Aos detentores de capital simbólico tudo , aos desprovidos, o rigor da lei .





Pierre  Bourdieu (1930-2002),aborda a sociologia por uma nova perspectiva , para ele a sociologia deve  ser estudada como uma ciência interpretativa ,crítica , combatente e   comprometida , ou seja , a sociologia deve incomodar no sentido de não somente observar , e sim denunciar através de estudos  os aparatos de controle que produz e reproduz as desigualdades e as injustiças  sociais. Em seus estudos, Bourdieu esclarece que as disparidades sociais estão engendradas estruturalmente nos pensamentos, percepções e ações dos indivíduos. Seguindo uma lógica bourdieana , analisarei uma decisão do desembargador Júlio Farto Salles , para isso, é pertinente mensurar , primeiramente, alguns conceitos do sociólogo que estão inter -relacionados , são eles: campo ( onde são determinada a posição do agente social ),habitus (predispõe tanto na escolha do indivíduo como no comportamento), capital ( para além do capital monetário, capital para Bourdieu é todo recurso que se manifesta socialmente e , assim , facilita  determinadas decisões ou ações ).
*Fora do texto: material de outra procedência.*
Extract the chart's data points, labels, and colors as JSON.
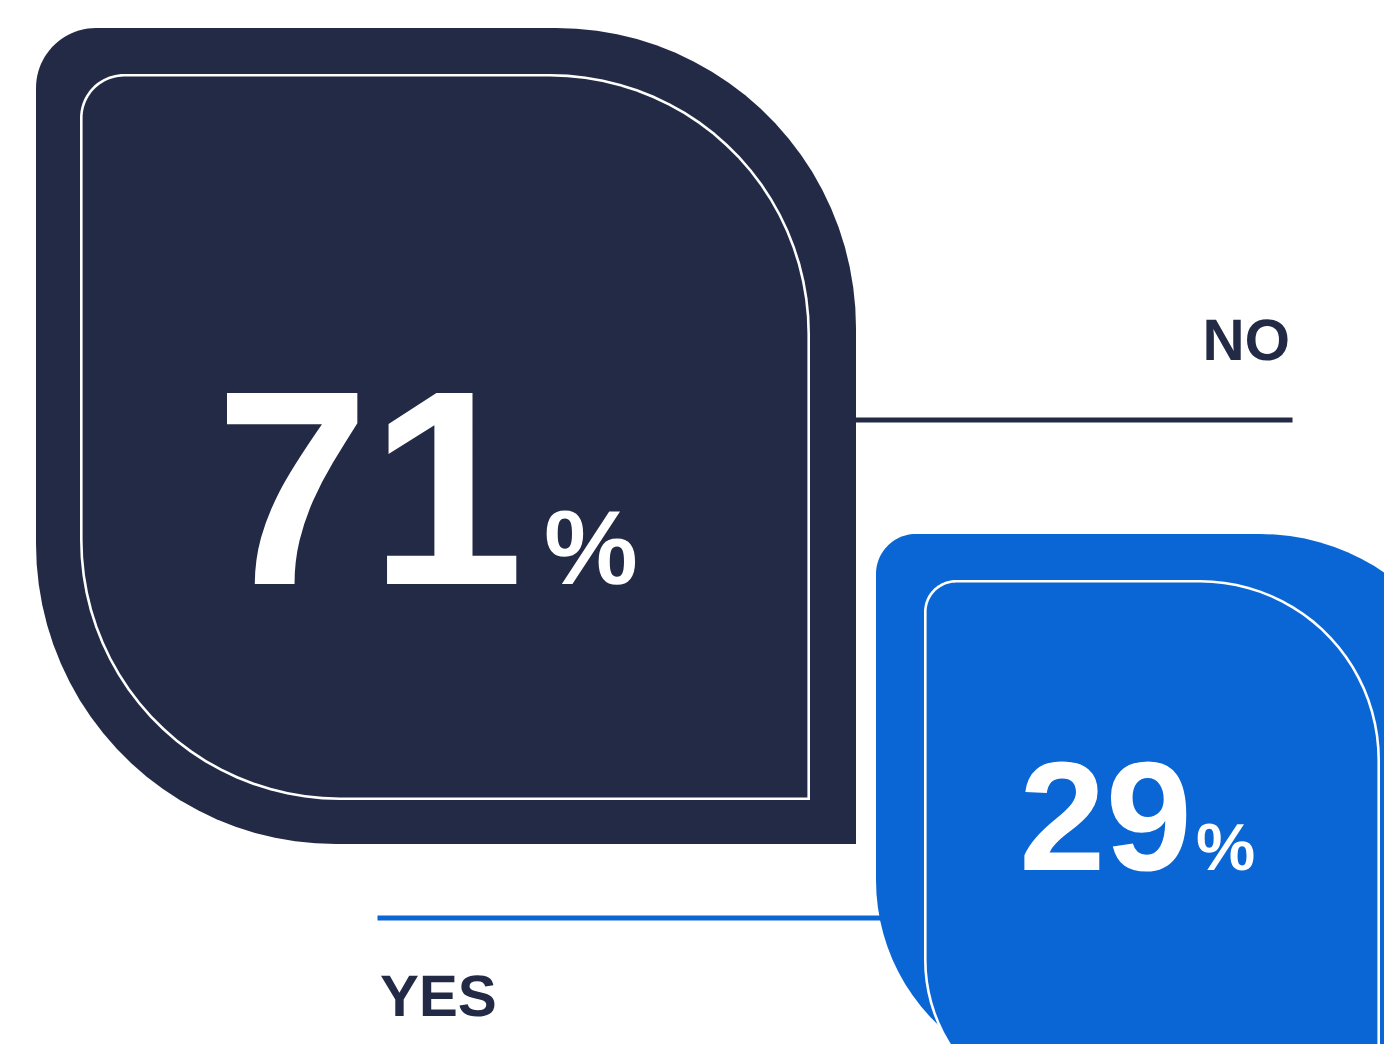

Recentemente , mais precisamente dia 07 de outubro 2021 ,foi divulgado um acórdão cujo  relator  foi o  desembargador Farto Salles ,este  indeferiu um habeas corpus  de uma mulher , mãe de cinco filhos menores de 12 anos que é  acusada de furtar dois refrigerantes, um pacote de suco em pó e dois pacotes de macarrão instantâneo , avaliados em R$ 21,69. No relatório o desembargador esgota todos os espaços dos possíveis , preconizados por Bourdieu, isto é , ele utiliza a doutrina , à hermenêutica, à jurisprudência  para  justificar o porque que a acusada deve permanecer presa. O defensor público Diego Polachini , arrola vários argumentos pertinentes para defender o abrandamento da prisão , em um desses argumentos o defensor enfatiza que a  prisão é ilegal , pois o valor configura o princípio da insignificância. tendo em vista que a vítima não sofreu dano relevante ao seu patrimônio, o defensor também solicita para que os julgadores  não  ignorem o estado de insegurança alimentar da ré. No entanto, Salles , refuta o argumento do defensor público utilizando uma doutrina na qual diz que somente  coisas  de valor juridicamente irrelevante não podem ser consideradas furtos exemplos alfinete, palito . Não obstante,  a violência simbólica, nesse exato momento, aparece intrínseca  no ato do desembargador - a violência simbólica se configura como uma espécie de dominação consentida, pela aceitação das regras impostas pelas autoridades dominantes do campo em questão. Nesse sentido , o desembargador usou da ritualística para transmitir a ideia de uma vontade universal e impessoal da lei para legitimar sua decisão .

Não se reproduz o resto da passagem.